Meine erste Erfahrung in der Stille liegt viele Jahre zurück und ich glaube, dass ich deshalb eine so große Sehnsucht nach Stille in meinem Alltag habe, weil meine Erfahrung so positiv war.
Erleichterung
Ich war traurig, sehr traurig. An vielen Abenden weinte ich als es dunkel war, dann wenn es Nacht wurde, dann wenn ich nicht gesehen wurde und mich auch selbst nicht ansehen musste. Ich war 14 Jahre und meine leibliche Mutter war gestorben. Ich trauerte um sie und verstand das überhaupt nicht. Denn sie ist mir keine Mutter gewesen. Schon früh kam ich zu meiner Pflegemutter und dort ging es mir gut. Warum also diese Trauer um einen Menschen zu dem ich weder Beziehung noch Bezug hatte? Ich wusste es nicht. Deshalb waren meine Worte innerlich mir gegenüber nicht von Milde und Verständnis begleitet, sondern streng. Ich rief mich zur Vernunft und forderte mich selbst auf mit diesem Geheule ein Ende zu machen, weiterzugehen, stark zu sein. Es half nichts, nachts kam die Trauer. Irgendwann setzte ich mich im Bett auf und stellte mir die Frage: Warum macht dich das über so lange Zeit so traurig? Was ist los? Welchen Grund hat diese Traurigkeit?
Bis dahin hatte ich noch nichts über Selbstreflexion gehört oder gelesen, Achtsamkeit war noch kein gängiger Begriff und das Wort Seele mir fremd. Aber ich werde nicht vergessen dass Antworten kamen. Noch heute kann ich dieses Gefühl der Überraschung spüren und diese Antworten machten für mich absolut Sinn. Und sie brachten eine riesige Erleichterung. Ich konnte mich plötzlich verstehen, konnte mein Gefühl der Traurigkeit nachvollziehen und fand damit einen Umgang. Und dann ging die Traurigkeit so schnell wie sie gekommen war. Es war eine absolut prägende Erfahrung mir selbst zuzuhören.

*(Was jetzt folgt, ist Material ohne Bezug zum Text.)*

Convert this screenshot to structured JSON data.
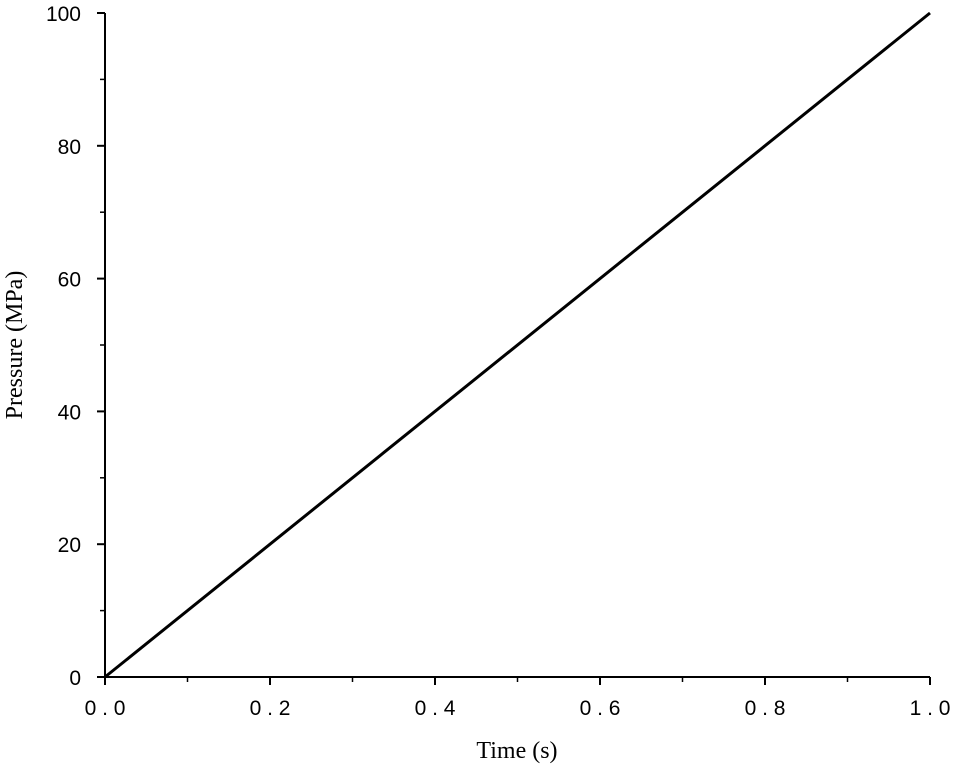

Wenn es leise werden soll wird es so laut
Das ist oft das was ich höre, wenn es um Stille geht. Es ist die Sehnsucht da einfach nur dasitzen und still sein zu können. Und es geht in erster Linie nicht um die äußere Stille, um Geräusche und Lärm, sondern, dass es in einem ruhig wird. Gedanken nicht ständig kreisen, imaginäre Gespräche mit Menschen von denen man sich verletzt fühlt verstummen, das Gefühl getrieben zu sein verschwindet. Aber wenn man dann sitzt scheint alles noch schlimmer zu werden. Die Gedanken sind unnatürlich laut, die Verletzung wird so richtig spürbar und der ständige Impuls aufzustehen und etwas zu erledigen echt anstrengend. Aber das was wir in der Stille als unangenehm empfinden ist das wichtigste! Jetzt zuhören, genau hinsehen, wachsam sein. Nicht verurteilen, dass so viel hochkommt, sondern aushalten und hinschauen. Mir hat es immer geholfen aus der Beobachterrolle zu „denken“: Ah, o.k, wusste gar nicht, das mich das so stresst, unsicher macht, ich da neidisch bin oder was auch immer. Die Gedanken die laut werden sind da und kommen oft durch unser Verhalten zum Ausdruck, dann aber unkontrolliert oder man ist immer in der Opferrolle oder genervt, fühlt sich nicht verstanden, angespannt… Die Stille bietet die Möglichkeit seinen Gefühlen und Gedanken auf der Spur zu sein und seiner Seele zuzuhören. Auch wenn das am Anfang nicht besonders faszinierend klingt, ist es mit der Zeit wirklich erholsam. Wirklich!
Stille ist zuzuhören, wachsam zu sein, den Umgang mit sich selbst zu lernen. Vor allem in einer Zeit in der wir mit so viel konfrontiert werden was die Seele belastet. Anforderungen von anderen an uns, die dann zu unserem eigenen Maßstab werden. Stress, der hausgemacht ist. Werte, die wir einfach übernehmen, obwohl wir eigentlich anders leben wollen. Deshalb vier Ideen im Umgang mit den Gedanken und der Unruhe, die in der Stille auftauchen:
*Wertschätzung: nicht verurteilen, dass es jetzt so laut wird und du doch eigentlich ruhig werden wolltest, sonder achten, dass du dir jetzt die Zeit nimmst um zu hören, was deine Seele zu sagen hat. Wertschätzen, dass sie sich meldet.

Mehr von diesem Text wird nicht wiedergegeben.